So, in sum, I really appreciate the existence of Healthy NY, and the people who work only for Healthy NY and not for my insurance company were fine and very helpful and informative whenever I called. But as for my insurance company: really, guys?
See, because of the BU layoff, my health insurance under them expires March 17th. Happily for me, however, I live and work in New York State, so I applied for Healthy NY, which's basically a reduced-rate insurance program for people like myself who don't make a whole lot per month (had I made way less, I could have qualified for free insurance, I think through the county or something, but I don't think I'm going to quit one of my jobs just to get under the line, assuming that would even work). You don't have to already have insurance to get it (in fact, as you'll see, it's probably easier to get it if you don't). It's sort of run by the state, but is really executed through individual insurance providers - which means that my paperwork didn't go to the state, it went to my current insurance carrier.
So I get a letter in the mail today, rejecting me from Healthy NY for the following reason: "You are not eligible for a change in insurance because you reside outside of our 28-county area. If you would like to cancel your insurance under [their name], please write to..."
In other words, if I understand correctly, despite my informing them on the paperwork of the date that my insurance is scheduled to terminate, they rejected me because I'm not allowed to make a "change" to the plan I have with them right now.
You know, the plan that's going to expire in a week and a half.
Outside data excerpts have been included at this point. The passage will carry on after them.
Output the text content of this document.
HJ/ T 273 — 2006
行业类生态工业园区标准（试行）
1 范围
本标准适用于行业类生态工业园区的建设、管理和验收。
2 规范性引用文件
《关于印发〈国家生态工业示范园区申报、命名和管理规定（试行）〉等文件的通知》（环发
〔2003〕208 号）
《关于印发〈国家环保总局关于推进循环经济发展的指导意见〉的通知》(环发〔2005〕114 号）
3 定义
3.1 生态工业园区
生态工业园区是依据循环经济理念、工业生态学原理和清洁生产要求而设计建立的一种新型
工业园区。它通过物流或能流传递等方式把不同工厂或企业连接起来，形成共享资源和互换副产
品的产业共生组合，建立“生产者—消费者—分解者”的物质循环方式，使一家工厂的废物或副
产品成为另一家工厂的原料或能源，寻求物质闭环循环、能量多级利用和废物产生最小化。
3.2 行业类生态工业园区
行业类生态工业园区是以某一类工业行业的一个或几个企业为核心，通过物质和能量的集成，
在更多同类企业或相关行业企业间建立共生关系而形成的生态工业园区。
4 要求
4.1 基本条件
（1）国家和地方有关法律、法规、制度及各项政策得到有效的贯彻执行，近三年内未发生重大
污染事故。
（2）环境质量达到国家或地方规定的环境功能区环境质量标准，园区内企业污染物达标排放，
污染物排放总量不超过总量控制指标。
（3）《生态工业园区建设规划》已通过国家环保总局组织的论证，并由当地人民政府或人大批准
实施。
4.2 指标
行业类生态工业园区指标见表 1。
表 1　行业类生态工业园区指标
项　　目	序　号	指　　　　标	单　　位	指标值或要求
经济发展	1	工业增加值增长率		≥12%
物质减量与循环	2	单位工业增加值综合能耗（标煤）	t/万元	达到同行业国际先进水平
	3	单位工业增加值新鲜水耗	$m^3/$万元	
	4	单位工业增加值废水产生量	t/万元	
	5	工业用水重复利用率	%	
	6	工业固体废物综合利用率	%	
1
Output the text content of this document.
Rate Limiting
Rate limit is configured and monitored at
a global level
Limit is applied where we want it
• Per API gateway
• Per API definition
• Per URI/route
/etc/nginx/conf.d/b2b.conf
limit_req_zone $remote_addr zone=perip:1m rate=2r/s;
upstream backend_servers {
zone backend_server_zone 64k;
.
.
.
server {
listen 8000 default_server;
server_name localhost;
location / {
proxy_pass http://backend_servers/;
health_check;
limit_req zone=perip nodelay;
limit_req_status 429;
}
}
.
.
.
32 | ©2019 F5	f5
Which means, if I understand correctly, that the only thing that's keeping me from the program is that I submitted the paperwork about two days too soon. Because submitting by February 20th (I faxed it over on the 19th) was supposed to start my coverage on March 1st; had they received it after the 20th, the planned start date would have been April 1st instead. So basically, my guess, though I'm going to have to call the insurance people on Monday and find out, is that if I take my sweet self back to Kinko's on March 18th (or, for that matter, possibly this Monday) and refax the very same paperwork I faxed over on February 19th (or just send it this time, since I have it all together and won't be working with quite the same level of time constraint I was last month), I'll qualify to start on April 1st. Because next time, I won't have health insurance, so they can't object on the grounds that I'm not allowed to change the type of insurance I'm getting from them, because I won't be getting any from them.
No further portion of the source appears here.